Monopolistic managing does not work. People need to be encouraged and constantly reminded to adapt and be innovative. Effective individuals and teams that are empowered will drive the success of their separate organizations. If their collaborative efforts are not constantly encouraged, the organization's future is in jeopardy. But collaboration does not just happen—senior management must insist that it is carried out and practiced at every level, and they must also lead by example.
So why is collaboration in the best interest of your organization and your senior management? In today’s knowledge economy, companies have to realize that the real power, market position and strategic or tactical advantages are in the hands of knowledge workers—not owners or managers. The prime imperative for today’s leaders and senior management is to meet the needs of these workers.
Today’s Knowledge Worker
Knowledge workers have a number of choices as to where they work and the terms of their employment. Since 1985, 25% of the U.S. workforce has been laid off at least once. As a result, the bond between the organization, its management and knowledge workers is tenuous at best.
These knowledge workers want meaning and direction and a sense of significance and self-satisfaction. They expect trust in and from their leaders, and they are inspired by a sense of hope and optimism.
If the organization is not open to collaborative workflow that will take advantage of and nurture its intellectual capital, the company’s most valuable asset will find a position elsewhere—one that is more aligned with their personal and professional goals. When that happens, some portion of the organization’s intellectual capital is lost.
Our best risk-taking, results-oriented leaders are catalysts. They expect to achieve a lot, and they also know there is little they can do without the effort and commitment of others.
Take a look at the achievements of Microsoft’s Bill Gates and Steve Ballmer, Dell Computer’s Michael Dell and Kevin Rollins, GE’s Jack Welch and Jeff Immelt, and Southwest Airline’s Herb Kelleher and Colleen Barrett. Each in their own fashion brought to their jobs the resourcefulness, risk-tolerance and discipline of an entrepreneur. But the common thread of achievement with these executives was their ability to recognize, employ and focus the men and women of their respective firms to tap into their need for self achievement and self worth. Without this ability, they would have been simply decent CEOs and good stewards of the investors’ company.

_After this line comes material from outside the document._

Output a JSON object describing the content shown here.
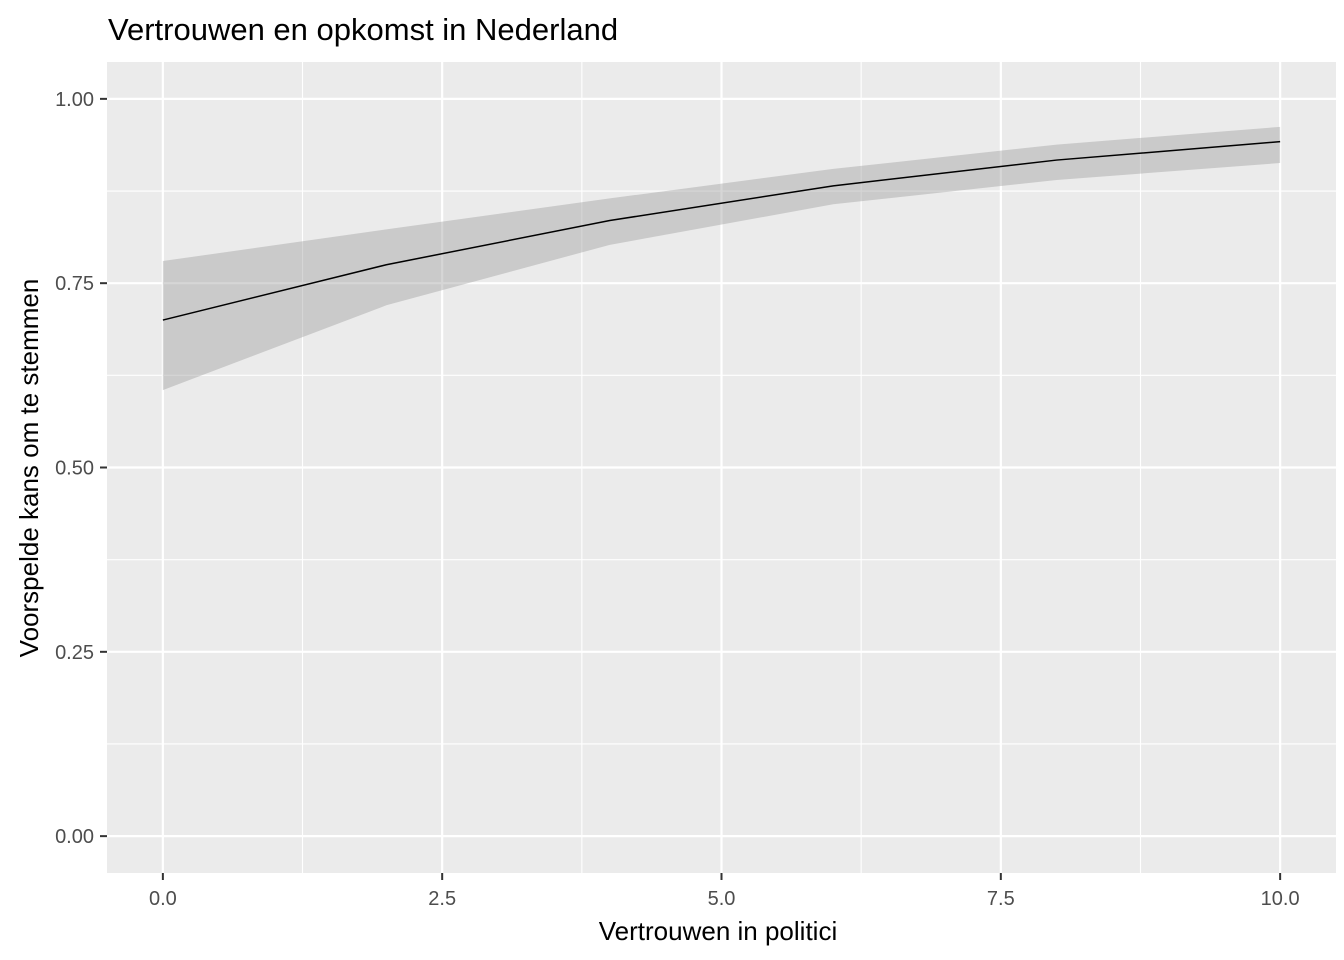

These leaders were able to generate intellectual capital for their firms—capital that isn’t shown on a balance sheet but is vital to the company’s growth and long-term prosperity. They understood the key to their success was selecting the right people, allocating capital resources and spreading ideas quickly.
Helping your knowledge workers is more difficult because to truly excel, management must make difficult decisions in short-time frames with imperfect data. They have to be able to think in the abstract and connect the dots when the lines are fuzzy at best.

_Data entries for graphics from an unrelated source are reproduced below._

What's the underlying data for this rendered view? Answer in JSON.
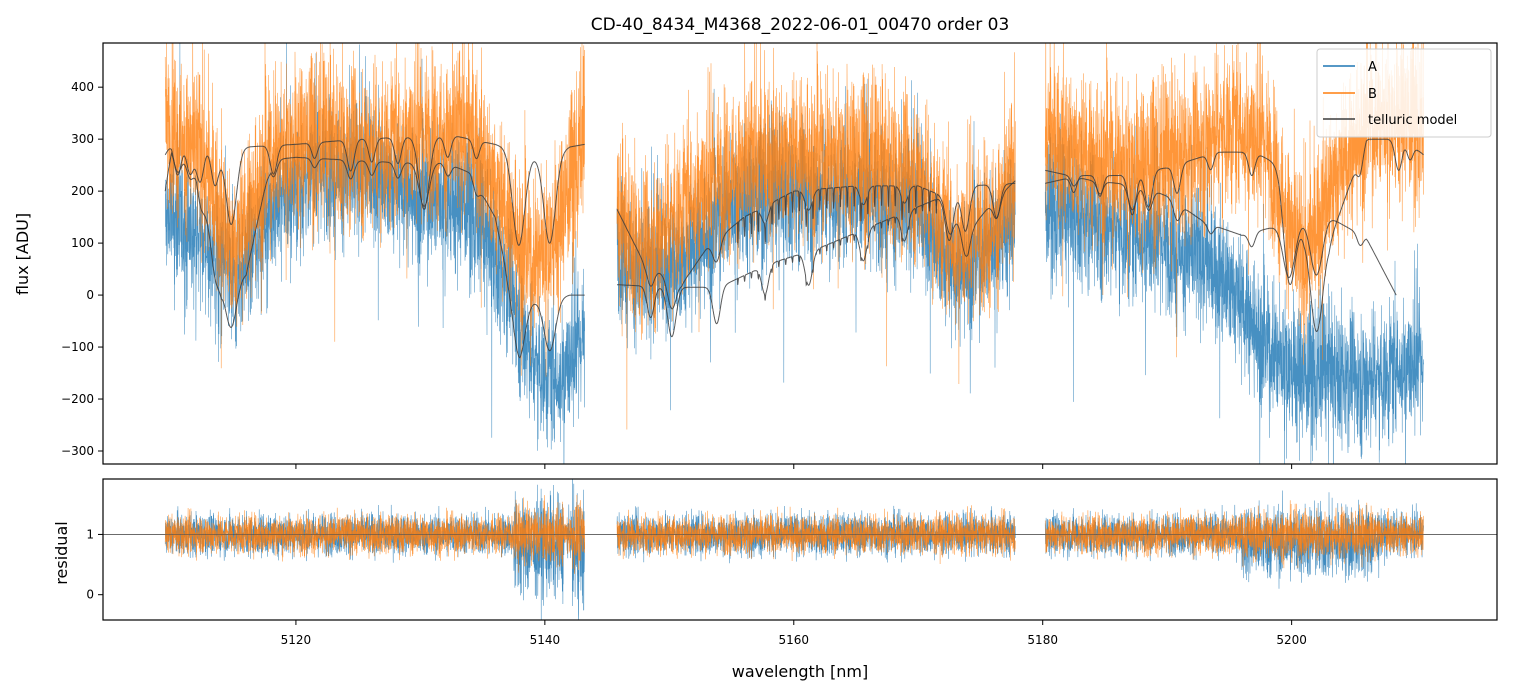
{
  "chart_data": [
    {
      "type": "line",
      "title": "CD-40_8434_M4368_2022-06-01_00470  order 03",
      "xlabel": "",
      "ylabel": "flux [ADU]",
      "xlim": [
        5104.5,
        5216.5
      ],
      "ylim": [
        -325,
        485
      ],
      "xticks": [
        5120,
        5140,
        5160,
        5180,
        5200
      ],
      "yticks": [
        -300,
        -200,
        -100,
        0,
        100,
        200,
        300,
        400
      ],
      "yticklabels": [
        "−300",
        "−200",
        "−100",
        "0",
        "100",
        "200",
        "300",
        "400"
      ],
      "legend_loc": "top-right",
      "segments": [
        [
          5109.5,
          5143.2
        ],
        [
          5145.8,
          5177.8
        ],
        [
          5180.2,
          5210.6
        ]
      ],
      "series": [
        {
          "name": "A",
          "color": "#1f77b4",
          "kind": "noisy-spectrum",
          "noise_amp": 80,
          "envelope": {
            "x": [
              5109.5,
              5112,
              5115,
              5118,
              5122,
              5126,
              5130,
              5134,
              5137,
              5139,
              5141,
              5143.2,
              5145.8,
              5148,
              5151,
              5155,
              5160,
              5165,
              5170,
              5173,
              5176,
              5177.8,
              5180.2,
              5184,
              5188,
              5192,
              5195,
              5198,
              5201,
              5203,
              5206,
              5209,
              5210.6
            ],
            "y": [
              150,
              120,
              20,
              170,
              240,
              230,
              190,
              170,
              30,
              -120,
              -170,
              -80,
              90,
              30,
              60,
              170,
              200,
              190,
              160,
              40,
              100,
              150,
              170,
              150,
              110,
              80,
              20,
              -100,
              -160,
              -140,
              -160,
              -140,
              -130
            ]
          }
        },
        {
          "name": "B",
          "color": "#ff7f0e",
          "kind": "noisy-spectrum",
          "noise_amp": 95,
          "envelope": {
            "x": [
              5109.5,
              5112,
              5115,
              5118,
              5122,
              5126,
              5130,
              5134,
              5137,
              5139,
              5141,
              5143.2,
              5145.8,
              5148,
              5151,
              5155,
              5160,
              5165,
              5170,
              5173,
              5176,
              5177.8,
              5180.2,
              5184,
              5188,
              5192,
              5195,
              5198,
              5201,
              5203,
              5206,
              5209,
              5210.6
            ],
            "y": [
              330,
              280,
              80,
              270,
              300,
              290,
              300,
              310,
              150,
              60,
              120,
              320,
              150,
              90,
              170,
              240,
              270,
              260,
              240,
              90,
              140,
              220,
              300,
              260,
              240,
              280,
              330,
              280,
              50,
              200,
              330,
              340,
              320
            ]
          }
        },
        {
          "name": "telluric model",
          "color": "#3c3c3c",
          "kind": "model",
          "continuum": [
            {
              "x": [
                5109.5,
                5110,
                5112,
                5114,
                5116,
                5118,
                5120,
                5124,
                5128,
                5132,
                5134,
                5136,
                5137,
                5138,
                5140,
                5142,
                5143.2
              ],
              "y": [
                200,
                280,
                250,
                20,
                40,
                260,
                265,
                260,
                255,
                255,
                235,
                150,
                40,
                -15,
                -10,
                0,
                0
              ]
            },
            {
              "x": [
                5109.5,
                5110,
                5112,
                5116,
                5120,
                5125,
                5130,
                5133,
                5134,
                5136,
                5138,
                5140,
                5142,
                5143.2
              ],
              "y": [
                270,
                292,
                288,
                285,
                290,
                300,
                305,
                305,
                300,
                290,
                275,
                260,
                285,
                290
              ]
            },
            {
              "x": [
                5145.8,
                5148,
                5151,
                5153,
                5156,
                5160,
                5165,
                5170,
                5172,
                5174,
                5176,
                5177.8
              ],
              "y": [
                165,
                60,
                20,
                90,
                150,
                200,
                210,
                210,
                190,
                120,
                180,
                220
              ]
            },
            {
              "x": [
                5145.8,
                5150,
                5154,
                5158,
                5162,
                5166,
                5170,
                5174,
                5177.8
              ],
              "y": [
                20,
                15,
                15,
                60,
                90,
                130,
                170,
                210,
                215
              ]
            },
            {
              "x": [
                5180.2,
                5184,
                5188,
                5190,
                5193,
                5196,
                5200,
                5203,
                5206,
                5208.4
              ],
              "y": [
                240,
                220,
                210,
                190,
                140,
                115,
                140,
                150,
                110,
                0
              ]
            },
            {
              "x": [
                5180.2,
                5183,
                5186,
                5190,
                5194,
                5197,
                5199,
                5201,
                5203,
                5206,
                5209,
                5210.6
              ],
              "y": [
                215,
                230,
                230,
                245,
                275,
                275,
                250,
                120,
                100,
                300,
                300,
                270
              ]
            }
          ],
          "lines": [
            {
              "x": 5110.5,
              "d": 120
            },
            {
              "x": 5111.5,
              "d": 110
            },
            {
              "x": 5112.3,
              "d": 140
            },
            {
              "x": 5113.5,
              "d": 150
            },
            {
              "x": 5114.8,
              "d": 300
            },
            {
              "x": 5118.2,
              "d": 110
            },
            {
              "x": 5121.5,
              "d": 60
            },
            {
              "x": 5124.4,
              "d": 120
            },
            {
              "x": 5126.1,
              "d": 90
            },
            {
              "x": 5128.2,
              "d": 100
            },
            {
              "x": 5130.3,
              "d": 280
            },
            {
              "x": 5132.2,
              "d": 80
            },
            {
              "x": 5134.5,
              "d": 70
            },
            {
              "x": 5137.9,
              "d": 360
            },
            {
              "x": 5140.4,
              "d": 330
            },
            {
              "x": 5148.5,
              "d": 120
            },
            {
              "x": 5150.2,
              "d": 190
            },
            {
              "x": 5153.8,
              "d": 140
            },
            {
              "x": 5157.7,
              "d": 110
            },
            {
              "x": 5161.2,
              "d": 130
            },
            {
              "x": 5165.6,
              "d": 120
            },
            {
              "x": 5168.9,
              "d": 110
            },
            {
              "x": 5172.5,
              "d": 180
            },
            {
              "x": 5173.8,
              "d": 170
            },
            {
              "x": 5176.3,
              "d": 130
            },
            {
              "x": 5182.5,
              "d": 60
            },
            {
              "x": 5184.6,
              "d": 80
            },
            {
              "x": 5187.2,
              "d": 160
            },
            {
              "x": 5188.5,
              "d": 140
            },
            {
              "x": 5190.8,
              "d": 110
            },
            {
              "x": 5193.5,
              "d": 60
            },
            {
              "x": 5196.8,
              "d": 90
            },
            {
              "x": 5199.8,
              "d": 350
            },
            {
              "x": 5202.0,
              "d": 360
            },
            {
              "x": 5205.5,
              "d": 70
            },
            {
              "x": 5208.6,
              "d": 120
            },
            {
              "x": 5209.5,
              "d": 60
            }
          ],
          "forest": {
            "x0": 5155.5,
            "x1": 5171.5,
            "step": 0.55,
            "d": 40
          }
        }
      ]
    },
    {
      "type": "line",
      "title": "",
      "xlabel": "wavelength [nm]",
      "ylabel": "residual",
      "xlim": [
        5104.5,
        5216.5
      ],
      "ylim": [
        -0.42,
        1.92
      ],
      "xticks": [
        5120,
        5140,
        5160,
        5180,
        5200
      ],
      "xticklabels": [
        "5120",
        "5140",
        "5160",
        "5180",
        "5200"
      ],
      "yticks": [
        0,
        1
      ],
      "yticklabels": [
        "0",
        "1"
      ],
      "reference_line": 1,
      "series": [
        {
          "name": "A",
          "color": "#1f77b4",
          "kind": "noisy-residual",
          "center": 1,
          "noise_amp": 0.32
        },
        {
          "name": "B",
          "color": "#ff7f0e",
          "kind": "noisy-residual",
          "center": 1,
          "noise_amp": 0.3
        }
      ],
      "hotspots": [
        {
          "x0": 5137.5,
          "x1": 5141.5,
          "amp": 1.4
        },
        {
          "x0": 5142.2,
          "x1": 5143.2,
          "amp": 2.0
        },
        {
          "x0": 5196,
          "x1": 5207,
          "amp": 0.8
        }
      ]
    }
  ],
  "legend": {
    "entries": [
      {
        "label": "A",
        "color": "#1f77b4"
      },
      {
        "label": "B",
        "color": "#ff7f0e"
      },
      {
        "label": "telluric model",
        "color": "#3c3c3c"
      }
    ]
  }
}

Successful managers know that with imperfect information they are not going to be right 100% of the time. They know that ultimately they must take their best shot, but at the same time, they have to create a climate that tolerates missed shots.
The other option is a company mired in indecision, where control exists only at the top—a company that can easily be surpassed. Aggressive collaboration must be a priority with every manager in today’s knowledge-based business environment. Businesses must generate intellectual capital, and management must encourage and nurture it.
It may be difficult to admit after all of your years of hard work that being a king is not all it is cracked up to be, but it is important to remember that kings only remain kings as long as the kingdom thrives. Today’s business kingdoms only thrive in a collaborative environment.